The day-to-day management does not include matters of an unusual nature or great importance to the undertaking. The general manager may decide on such cases if the board in the individual instance has empowered the general manager to make such a decision, or it is not possible to wait for the board’s decision without significant inconvenience to the undertaking or the municipality or county authority. The general manager shall inform the board as soon as possible of his or her decision.
Section 9-13. Internal control in the municipal or county authority undertaking
Municipal and county authority undertakings shall have internal controls of the undertaking’s activities to ensure that laws and regulations are complied with. The general manager of the undertaking is responsible for the internal control.
The internal control shall be systematic and adjusted to the size, distinctive character, activities and risk factors of the business.
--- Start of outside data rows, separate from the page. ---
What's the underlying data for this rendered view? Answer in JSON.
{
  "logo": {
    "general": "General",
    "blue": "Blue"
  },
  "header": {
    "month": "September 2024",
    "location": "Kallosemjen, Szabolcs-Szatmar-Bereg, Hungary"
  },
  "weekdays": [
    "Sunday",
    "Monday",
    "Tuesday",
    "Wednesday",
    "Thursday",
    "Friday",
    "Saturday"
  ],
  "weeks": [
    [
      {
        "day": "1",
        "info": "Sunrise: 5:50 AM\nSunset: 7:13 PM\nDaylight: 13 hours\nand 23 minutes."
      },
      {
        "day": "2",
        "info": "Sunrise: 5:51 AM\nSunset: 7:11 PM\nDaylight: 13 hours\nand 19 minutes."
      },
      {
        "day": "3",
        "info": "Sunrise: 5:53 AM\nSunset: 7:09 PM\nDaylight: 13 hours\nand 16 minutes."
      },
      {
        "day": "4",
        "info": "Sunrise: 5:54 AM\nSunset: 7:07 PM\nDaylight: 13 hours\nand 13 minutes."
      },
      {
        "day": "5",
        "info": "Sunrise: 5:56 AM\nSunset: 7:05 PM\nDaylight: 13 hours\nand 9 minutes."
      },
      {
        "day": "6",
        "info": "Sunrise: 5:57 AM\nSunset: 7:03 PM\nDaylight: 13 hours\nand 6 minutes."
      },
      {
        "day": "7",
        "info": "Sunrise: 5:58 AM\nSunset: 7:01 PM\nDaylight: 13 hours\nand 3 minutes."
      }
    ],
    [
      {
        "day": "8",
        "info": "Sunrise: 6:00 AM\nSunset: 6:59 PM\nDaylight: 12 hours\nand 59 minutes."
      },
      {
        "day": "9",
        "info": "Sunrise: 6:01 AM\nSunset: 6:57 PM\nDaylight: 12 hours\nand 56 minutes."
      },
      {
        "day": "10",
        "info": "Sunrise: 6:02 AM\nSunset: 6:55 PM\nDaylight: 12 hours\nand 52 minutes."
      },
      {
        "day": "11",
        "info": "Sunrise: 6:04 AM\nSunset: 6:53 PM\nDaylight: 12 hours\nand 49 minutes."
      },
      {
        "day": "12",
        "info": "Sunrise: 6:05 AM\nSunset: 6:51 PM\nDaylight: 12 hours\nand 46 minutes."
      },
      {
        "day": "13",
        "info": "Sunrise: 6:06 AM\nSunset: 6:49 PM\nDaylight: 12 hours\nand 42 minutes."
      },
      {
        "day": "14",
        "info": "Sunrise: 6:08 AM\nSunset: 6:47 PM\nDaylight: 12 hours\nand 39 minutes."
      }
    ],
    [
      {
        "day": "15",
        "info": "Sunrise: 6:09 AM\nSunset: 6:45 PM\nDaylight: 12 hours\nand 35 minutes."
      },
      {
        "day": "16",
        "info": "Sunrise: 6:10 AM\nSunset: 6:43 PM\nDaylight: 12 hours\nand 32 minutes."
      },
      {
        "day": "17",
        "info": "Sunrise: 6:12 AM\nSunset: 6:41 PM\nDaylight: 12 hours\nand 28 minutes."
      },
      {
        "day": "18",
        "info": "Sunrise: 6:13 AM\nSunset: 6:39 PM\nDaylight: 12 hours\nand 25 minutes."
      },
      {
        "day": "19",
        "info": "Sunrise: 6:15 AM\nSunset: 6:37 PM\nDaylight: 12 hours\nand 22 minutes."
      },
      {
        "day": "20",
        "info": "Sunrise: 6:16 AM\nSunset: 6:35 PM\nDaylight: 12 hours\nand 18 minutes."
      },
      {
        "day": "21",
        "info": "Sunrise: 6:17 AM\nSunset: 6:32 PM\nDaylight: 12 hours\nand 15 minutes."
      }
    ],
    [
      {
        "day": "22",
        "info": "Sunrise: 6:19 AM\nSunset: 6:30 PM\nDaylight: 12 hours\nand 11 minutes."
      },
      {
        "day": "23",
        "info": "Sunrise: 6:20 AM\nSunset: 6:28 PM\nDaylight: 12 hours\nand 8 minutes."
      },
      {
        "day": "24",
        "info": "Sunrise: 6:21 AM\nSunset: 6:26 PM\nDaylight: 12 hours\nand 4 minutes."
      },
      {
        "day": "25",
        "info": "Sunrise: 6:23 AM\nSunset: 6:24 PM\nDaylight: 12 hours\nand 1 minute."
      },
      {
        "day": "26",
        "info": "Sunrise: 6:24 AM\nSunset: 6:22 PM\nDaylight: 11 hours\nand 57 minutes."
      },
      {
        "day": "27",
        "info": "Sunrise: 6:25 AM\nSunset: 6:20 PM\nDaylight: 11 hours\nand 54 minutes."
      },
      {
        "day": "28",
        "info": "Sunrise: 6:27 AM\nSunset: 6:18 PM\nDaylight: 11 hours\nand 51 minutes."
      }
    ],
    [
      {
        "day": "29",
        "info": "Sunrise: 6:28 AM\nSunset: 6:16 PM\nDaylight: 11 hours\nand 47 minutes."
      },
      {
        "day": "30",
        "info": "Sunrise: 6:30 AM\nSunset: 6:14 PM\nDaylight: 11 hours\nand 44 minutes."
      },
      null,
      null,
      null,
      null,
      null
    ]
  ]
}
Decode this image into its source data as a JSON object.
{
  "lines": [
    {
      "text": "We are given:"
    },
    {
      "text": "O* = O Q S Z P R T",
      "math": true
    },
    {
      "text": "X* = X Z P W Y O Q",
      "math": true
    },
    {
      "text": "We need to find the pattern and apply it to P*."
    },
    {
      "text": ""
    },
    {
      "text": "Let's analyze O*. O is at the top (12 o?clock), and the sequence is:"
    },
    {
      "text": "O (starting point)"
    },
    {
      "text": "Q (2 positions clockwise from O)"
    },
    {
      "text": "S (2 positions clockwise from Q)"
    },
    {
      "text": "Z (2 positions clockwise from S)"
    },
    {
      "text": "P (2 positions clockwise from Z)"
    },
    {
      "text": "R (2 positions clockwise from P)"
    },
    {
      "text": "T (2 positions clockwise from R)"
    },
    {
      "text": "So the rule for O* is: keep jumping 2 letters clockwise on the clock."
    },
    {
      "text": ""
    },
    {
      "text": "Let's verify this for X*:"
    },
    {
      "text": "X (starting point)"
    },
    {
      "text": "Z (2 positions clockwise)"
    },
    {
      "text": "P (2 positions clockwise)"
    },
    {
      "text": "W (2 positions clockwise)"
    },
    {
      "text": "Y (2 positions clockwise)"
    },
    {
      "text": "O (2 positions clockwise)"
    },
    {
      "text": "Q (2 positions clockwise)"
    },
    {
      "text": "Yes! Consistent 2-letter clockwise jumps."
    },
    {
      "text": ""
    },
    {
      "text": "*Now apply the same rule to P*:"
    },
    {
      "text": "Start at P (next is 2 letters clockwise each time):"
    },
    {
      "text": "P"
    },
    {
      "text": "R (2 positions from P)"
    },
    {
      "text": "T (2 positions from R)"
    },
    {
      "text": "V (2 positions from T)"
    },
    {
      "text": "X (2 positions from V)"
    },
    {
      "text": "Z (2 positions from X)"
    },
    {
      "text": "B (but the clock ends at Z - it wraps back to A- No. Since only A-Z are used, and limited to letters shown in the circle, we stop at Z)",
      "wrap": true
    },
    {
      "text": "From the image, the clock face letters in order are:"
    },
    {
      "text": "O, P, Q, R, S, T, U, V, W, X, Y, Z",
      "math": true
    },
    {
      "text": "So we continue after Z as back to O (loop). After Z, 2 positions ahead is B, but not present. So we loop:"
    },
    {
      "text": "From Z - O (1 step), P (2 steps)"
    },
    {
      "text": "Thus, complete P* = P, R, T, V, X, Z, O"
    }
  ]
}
In the event of internal control pursuant to this section, the general manager shall
prepare a description of the activity’s main tasks, objectives and organisation
have the necessary routines and procedures
identify and follow-up non-conformance and risk of non-conformance
document the internal control in the form and extent necessary
evaluate, and when required, improve written procedures and other internal control measures.
Section 9-14. Reporting to the board of the undertaking on internal control and government supervision
The general manager shall report to the board of the undertaking on internal control and the results from government supervision at least once a year.
Section 9-15. Budget control
The general manager shall at least twice a year report to the board of the undertaking on the development in income and expenditure, compared with the annual budget of the undertaking. If the development indicates a significant deviation from the annual budget, the general manager shall propose changes to this. The board shall change the annual budget when necessary to meet the requirements of a realistic and balanced budget pursuant to section 14-4.
During the budget year, the board shall present reports to the municipal council or county council showing the development in income and expenditure compared with the municipal council or the county council’s adopted framework for the undertaking.
Section 9-16. Relationship with the municipality or the county authority’s administration
The chief municipal executive of the municipality or county authority does not have the power of instruction or reversal in respect to the general manager of the undertaking.
The chief municipal executive may nevertheless instruct the management of the undertaking to postpone the implementation of an undertaking’s decision until the municipal council or the county council has dealt with the matter.
Before the board passes a resolution on a matter that shall be dealt with by the municipal council or the county council, the chief municipal executive shall have been allowed to express an opinion on the matter. The chief municipal executive’s statement shall be put before the board when it deals with the matter. The board’s decision shall be sent to the municipal council or county authority via the chief municipal executive.
In municipalities or county authorities with a parliamentary form of government, the authority pursuant to the second paragraph lies with the chair of the municipal executive board or the county executive board. If the members of the board are each responsible for managing their own part of the administration, the authority pursuant to the second paragraph is vested in the member who manages the part of the administration under which the undertaking belongs.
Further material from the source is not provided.